Australia Day 2021. The date is still a contentious issue, dividing the nation with racial remarks running rampant on social media and mainstream media platforms. Many comments reflect a lack of historical understanding of actual events that occurred in Australia’s history. For many whose comments reflect an ignorant view, it is not their fault. Our Indigenous history in Australia was washed over by the colonial achievement of discovering Australia. God Save the Queen was sung by many of the older generations during their school years. Australia Day marked the day that the British flag was first raised on Australian soil. Many non-Indigenous Australians who have generations of history embedded in this country, are quick to state that what happened to Indigenous peoples was an act of the past, further stating that ‘we already said sorry’. But what does sorry mean, when the impact is still being felt strongly, and the mistake is still being made?

Briefly stated, colonisation resulted in the rapid decline of the Indigenous population of Australia, it’s Aboriginal and Torres Strait Islander peoples, through countless untold Frontier Wars and diseases that resulted in deaths due to a lack of inherent immunity. They were further dispossessed from their lands, unable to access food through main hunting and foraging grounds, eventually forced to rely on British rations. Assimilation policies were supported by unethical child protection services, further displacing families through forced child removals on the basis of alleged neglect. The 1915 Amendment to the Aborigines Protections Act meant that these children could be removed without due process through a court to substantiate these claims, resulting in multiple generations of children missing entirely from their families and communities, with any remnants of cultural and personal identity stripped from their being, often through physical reinforcement. Children were raised in training homes for menial positions to further support colonial development. Fairer skinned children were selected for adoption into white families, with cases heard from the children and the foster families where they had no prior knowledge of these children being forcibly and wrongfully taken. The concept of adoption was used to imply that these children had been abandoned or unwanted. The events around this time became known as the era of the Stolen Generations.
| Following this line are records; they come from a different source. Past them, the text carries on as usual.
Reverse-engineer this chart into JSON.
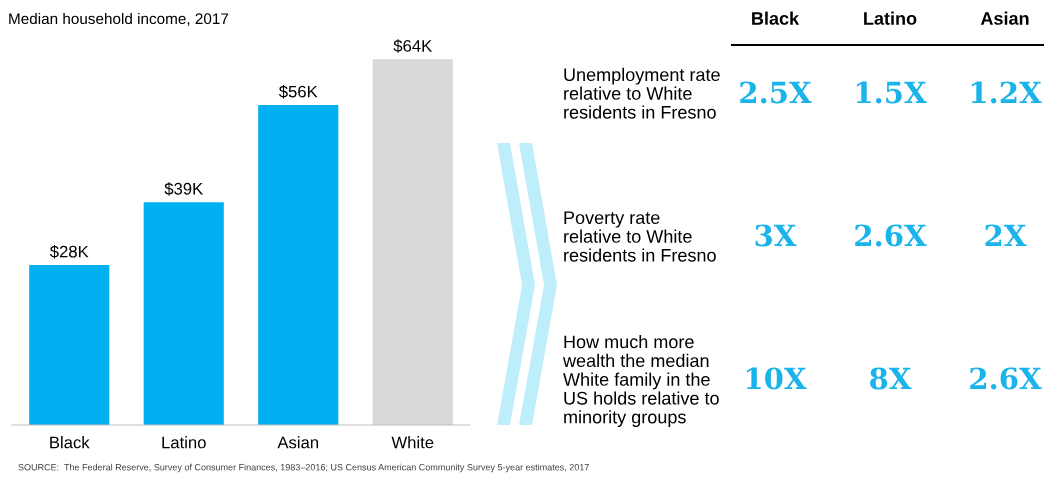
{
  "chart_data": [
    {
      "type": "bar",
      "title": "Median household income, 2017",
      "categories": [
        "Black",
        "Latino",
        "Asian",
        "White"
      ],
      "values": [
        28,
        39,
        56,
        64
      ],
      "colors": [
        "#00b0f0",
        "#00b0f0",
        "#00b0f0",
        "#d9d9d9"
      ],
      "value_labels": [
        "$28K",
        "$39K",
        "$56K",
        "$64K"
      ],
      "annotations": [
        "SOURCE:  The Federal Reserve, Survey of Consumer Finances, 1983–2016; US Census American Community Survey 5-year estimates, 2017"
      ]
    },
    {
      "type": "other",
      "categories": [
        "Black",
        "Latino",
        "Asian"
      ],
      "y_categories": [
        "Unemployment rate\nrelative to White\nresidents in Fresno",
        "Poverty rate\nrelative to White\nresidents in Fresno",
        "How much more\nwealth the median\nWhite family in the\nUS holds relative to\nminority groups"
      ],
      "color": "#1ab3ea",
      "cell_labels": [
        [
          "2.5X",
          "1.5X",
          "1.2X"
        ],
        [
          "3X",
          "2.6X",
          "2X"
        ],
        [
          "10X",
          "8X",
          "2.6X"
        ]
      ]
    }
  ]
}
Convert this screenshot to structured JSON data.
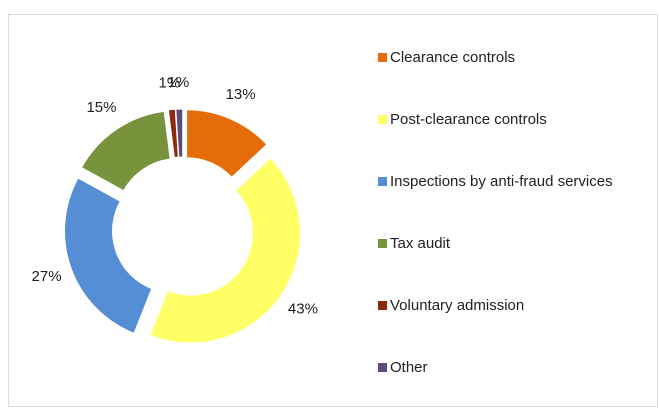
{
  "chart_data": {
    "type": "donut",
    "categories": [
      "Clearance controls",
      "Post-clearance controls",
      "Inspections by anti-fraud services",
      "Tax audit",
      "Voluntary admission",
      "Other"
    ],
    "values": [
      13,
      43,
      27,
      15,
      1,
      1
    ],
    "value_labels": [
      "13%",
      "43%",
      "27%",
      "15%",
      "1%",
      "1%"
    ],
    "colors": [
      "#e46c0a",
      "#ffff66",
      "#558ed5",
      "#77933c",
      "#8b2a0c",
      "#604a7b"
    ],
    "legend": "right"
  }
}
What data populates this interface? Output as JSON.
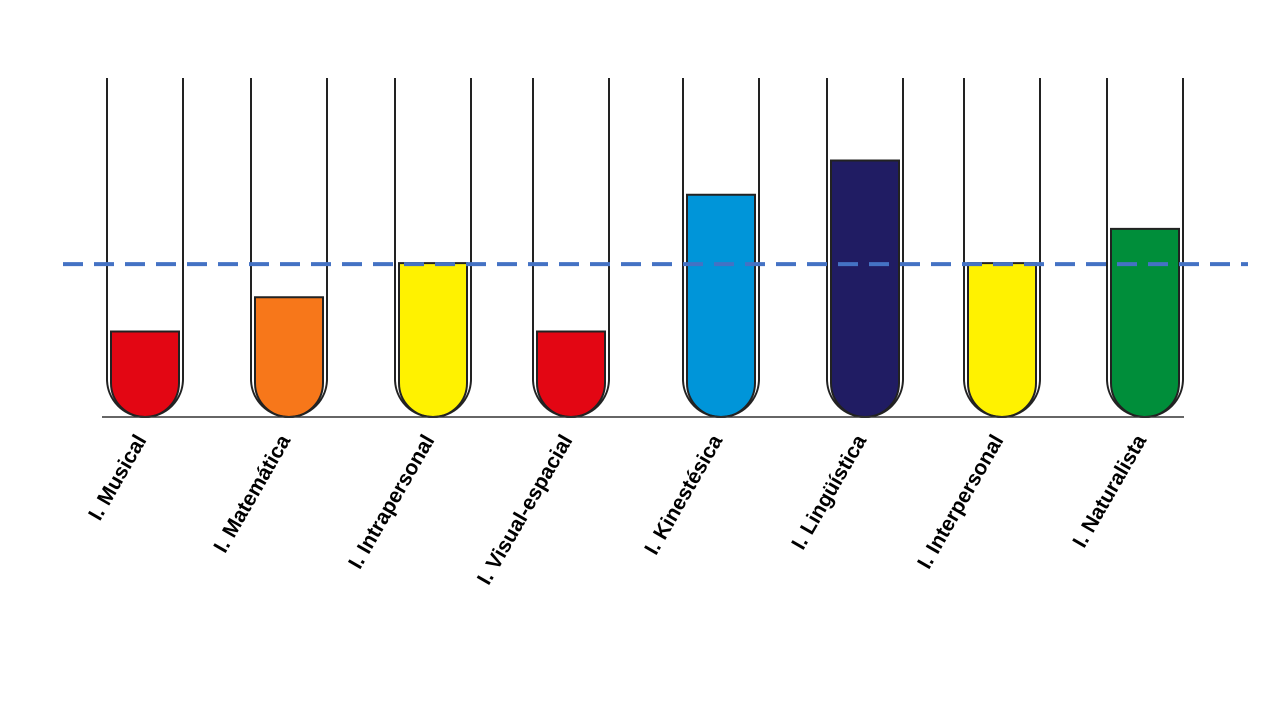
{
  "chart_data": {
    "type": "bar",
    "style": "test-tubes",
    "categories": [
      "I. Musical",
      "I. Matemática",
      "I. Intrapersonal",
      "I. Visual-espacial",
      "I. Kinestésica",
      "I. Lingüística",
      "I. Interpersonal",
      "I. Naturalista"
    ],
    "values": [
      1,
      1.4,
      1.8,
      1,
      2.6,
      3,
      1.8,
      2.2
    ],
    "colors": [
      "#e30613",
      "#f7771a",
      "#fff200",
      "#e30613",
      "#0095d9",
      "#201c63",
      "#fff200",
      "#008e3a"
    ],
    "ylim": [
      0,
      4
    ],
    "reference_line": {
      "value": 1.8,
      "style": "dashed",
      "color": "#4472c4"
    },
    "title": "",
    "xlabel": "",
    "ylabel": "",
    "grid": false,
    "legend": "none"
  }
}
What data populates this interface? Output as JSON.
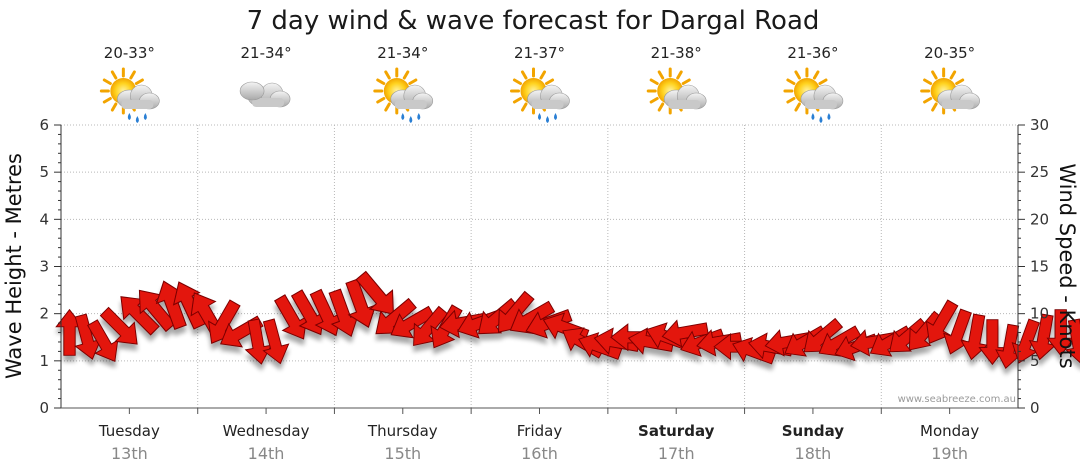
{
  "chart_data": {
    "type": "scatter",
    "title": "7 day wind & wave forecast for Dargal Road",
    "ylabel_left": "Wave Height - Metres",
    "ylabel_right": "Wind Speed - Knots",
    "ylim_left": [
      0,
      6
    ],
    "ylim_right": [
      0,
      30
    ],
    "yticks_left": [
      "0",
      "1",
      "2",
      "3",
      "4",
      "5",
      "6"
    ],
    "yticks_right": [
      "0",
      "5",
      "10",
      "15",
      "20",
      "25",
      "30"
    ],
    "watermark": "www.seabreeze.com.au",
    "grid": true,
    "days": [
      {
        "name": "Tuesday",
        "date": "13th",
        "bold": false,
        "temp": "20-33°",
        "icon": "sun-cloud-rain-icon"
      },
      {
        "name": "Wednesday",
        "date": "14th",
        "bold": false,
        "temp": "21-34°",
        "icon": "cloud-icon"
      },
      {
        "name": "Thursday",
        "date": "15th",
        "bold": false,
        "temp": "21-34°",
        "icon": "sun-cloud-rain-icon"
      },
      {
        "name": "Friday",
        "date": "16th",
        "bold": false,
        "temp": "21-37°",
        "icon": "sun-cloud-rain-icon"
      },
      {
        "name": "Saturday",
        "date": "17th",
        "bold": true,
        "temp": "21-38°",
        "icon": "sun-cloud-icon"
      },
      {
        "name": "Sunday",
        "date": "18th",
        "bold": true,
        "temp": "21-36°",
        "icon": "sun-cloud-rain-icon"
      },
      {
        "name": "Monday",
        "date": "19th",
        "bold": false,
        "temp": "20-35°",
        "icon": "sun-cloud-icon"
      }
    ],
    "series": [
      {
        "x_hours": [
          0,
          3,
          6,
          9,
          12,
          15,
          18,
          21,
          24,
          27,
          30,
          33,
          36,
          39,
          42,
          45,
          48,
          51,
          54,
          57,
          60,
          63,
          66,
          69,
          72,
          75,
          78,
          81,
          84,
          87,
          90,
          93,
          96,
          99,
          102,
          105,
          108,
          111,
          114,
          117,
          120,
          123,
          126,
          129,
          132,
          135,
          138,
          141,
          144,
          147,
          150,
          153,
          156,
          159,
          162,
          165,
          168,
          171,
          174,
          177
        ],
        "wind_knots": [
          8,
          7.5,
          7,
          8.5,
          10,
          10.5,
          11,
          11,
          10,
          9,
          8,
          7,
          7,
          9.5,
          10,
          10,
          10,
          11,
          12,
          9.5,
          9,
          8.5,
          8.5,
          9,
          9,
          9.5,
          10,
          9.5,
          9,
          8.5,
          7,
          6.5,
          7,
          7.5,
          7,
          7.5,
          8,
          7,
          7,
          6.5,
          6,
          6.5,
          7,
          7,
          7.5,
          7,
          6.5,
          7,
          7,
          7.5,
          8,
          9,
          8,
          7.5,
          7,
          6.5,
          7,
          7.5,
          8,
          7
        ],
        "wind_dir_deg": [
          270,
          75,
          60,
          45,
          225,
          230,
          250,
          245,
          240,
          120,
          150,
          80,
          75,
          60,
          60,
          65,
          70,
          70,
          50,
          140,
          150,
          130,
          120,
          170,
          160,
          140,
          130,
          150,
          160,
          200,
          210,
          200,
          190,
          180,
          190,
          200,
          170,
          160,
          170,
          180,
          200,
          190,
          170,
          150,
          140,
          150,
          160,
          170,
          150,
          140,
          130,
          120,
          110,
          100,
          90,
          100,
          110,
          100,
          90,
          80
        ]
      }
    ]
  }
}
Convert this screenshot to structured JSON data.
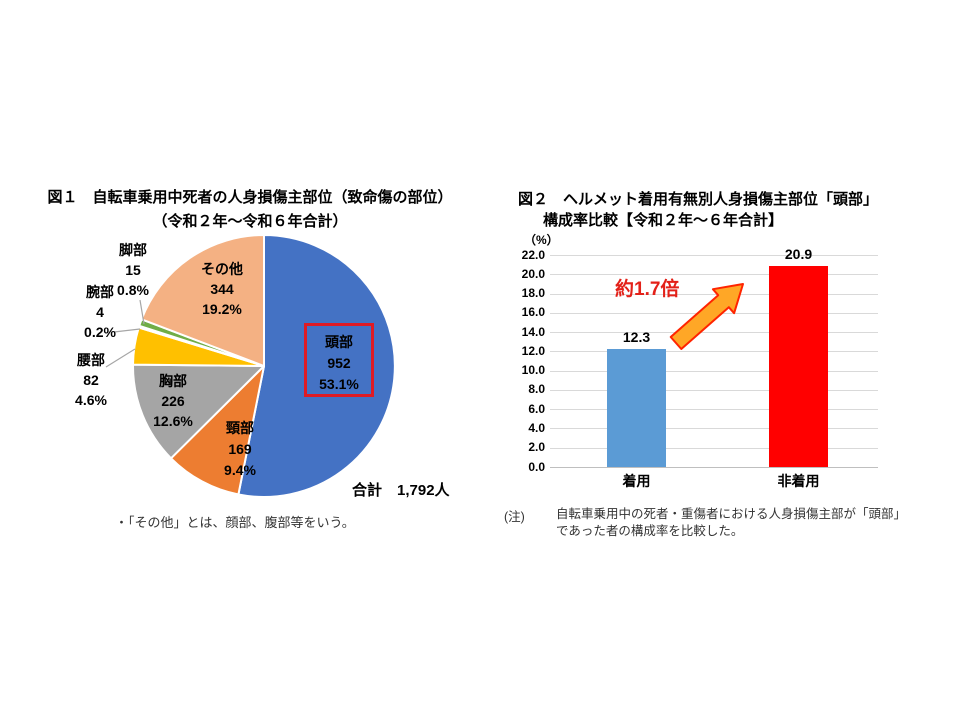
{
  "figure1": {
    "title_line1": "図１　自転車乗用中死者の人身損傷主部位（致命傷の部位）",
    "title_line2": "（令和２年～令和６年合計）",
    "total_label": "合計　1,792人",
    "footnote": "・「その他」とは、顔部、腹部等をいう。"
  },
  "figure2": {
    "title_line1": "図２　ヘルメット着用有無別人身損傷主部位「頭部」",
    "title_line2": "構成率比較【令和２年～６年合計】",
    "note_label": "(注)",
    "note_line1": "自転車乗用中の死者・重傷者における人身損傷主部が「頭部」",
    "note_line2": "であった者の構成率を比較した。"
  },
  "chart_data": [
    {
      "type": "pie",
      "title": "自転車乗用中死者の人身損傷主部位（致命傷の部位）",
      "subtitle": "令和２年～令和６年合計",
      "total": 1792,
      "total_unit": "人",
      "start_angle": "top",
      "direction": "clockwise",
      "slices": [
        {
          "label": "頭部",
          "count": 952,
          "pct": "53.1%",
          "color": "#4472C4",
          "highlighted": true
        },
        {
          "label": "頸部",
          "count": 169,
          "pct": "9.4%",
          "color": "#ED7D31",
          "highlighted": false
        },
        {
          "label": "胸部",
          "count": 226,
          "pct": "12.6%",
          "color": "#A5A5A5",
          "highlighted": false
        },
        {
          "label": "腰部",
          "count": 82,
          "pct": "4.6%",
          "color": "#FFC000",
          "highlighted": false
        },
        {
          "label": "腕部",
          "count": 4,
          "pct": "0.2%",
          "color": "#5B9BD5",
          "highlighted": false
        },
        {
          "label": "脚部",
          "count": 15,
          "pct": "0.8%",
          "color": "#70AD47",
          "highlighted": false
        },
        {
          "label": "その他",
          "count": 344,
          "pct": "19.2%",
          "color": "#F4B183",
          "highlighted": false
        }
      ]
    },
    {
      "type": "bar",
      "title": "ヘルメット着用有無別人身損傷主部位「頭部」構成率比較【令和２年～６年合計】",
      "categories": [
        "着用",
        "非着用"
      ],
      "values": [
        12.3,
        20.9
      ],
      "value_labels": [
        "12.3",
        "20.9"
      ],
      "colors": [
        "#5B9BD5",
        "#FF0000"
      ],
      "ylabel": "（%）",
      "ylim": [
        0,
        22
      ],
      "ytick_step": 2,
      "grid": true,
      "annotation": "約1.7倍"
    }
  ],
  "colors": {
    "highlight_red": "#e01b24",
    "annotation_red": "#e32119",
    "arrow_fill": "#FFA726",
    "arrow_stroke": "#FF2400",
    "gridline": "#D9D9D9",
    "axis_line": "#BFBFBF"
  }
}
Aboriginal culture, while revered by many on the surface through celebration of art and community events, has been associated with alcohol and drug abuse, higher rates of incarerations and domestic violence, and lower levels of education and poverty, to name a few. I wish to strongly state at this point, that in no shape or form is this actually a cultural attribute, however, these associated factors are heavily intertwined in our communities. They are an unsurprising result of intergenerational trauma and harm caused by a child protection system that has stolen children from innocent families that were thriving, and placed them into institutions and homes where the majority were abused in every sense of the word. My grandfather and his brothers never spoke of their lost childhood in these homes, and it was only after his death that I discovered the truth in a very unlikely way – by the accidental drop of the name of the home that was supposedly his father’s last name. Through my studies I had learned that the Matron or Manager of these homes were the mother or father to the children, with many beaten out of their names and given numbers in its place. The initial era of the Stolen Generations allegedly ended in the late 1970’s, however, Aboriginal and Torres Strait Islander children are increasingly over-represented in children in out-of-home care. These institutions and so-called ‘homes’ inflicted so much pain that they continued to suffer for the rest of their lives, learning to cope through unhealthy dependencies on alcohol and drugs to numb the pain, and applying the only parenting skills that they remembered onto their children. Family violence is prevalant and only exacerberates the cycle of trauma from one generation to the next. Our child protection system is responsible for the increasing over-representation of our children being removed into out-of-home care, out of family, and out of community. The Stolen Generations have never been restored and we are standing at the potential pivotal point in our history to exchange one future for a better one. This story cannot be silenced or ignored. Sorry needs to finally take shape through action and truth to allow our next generation to tell a better story.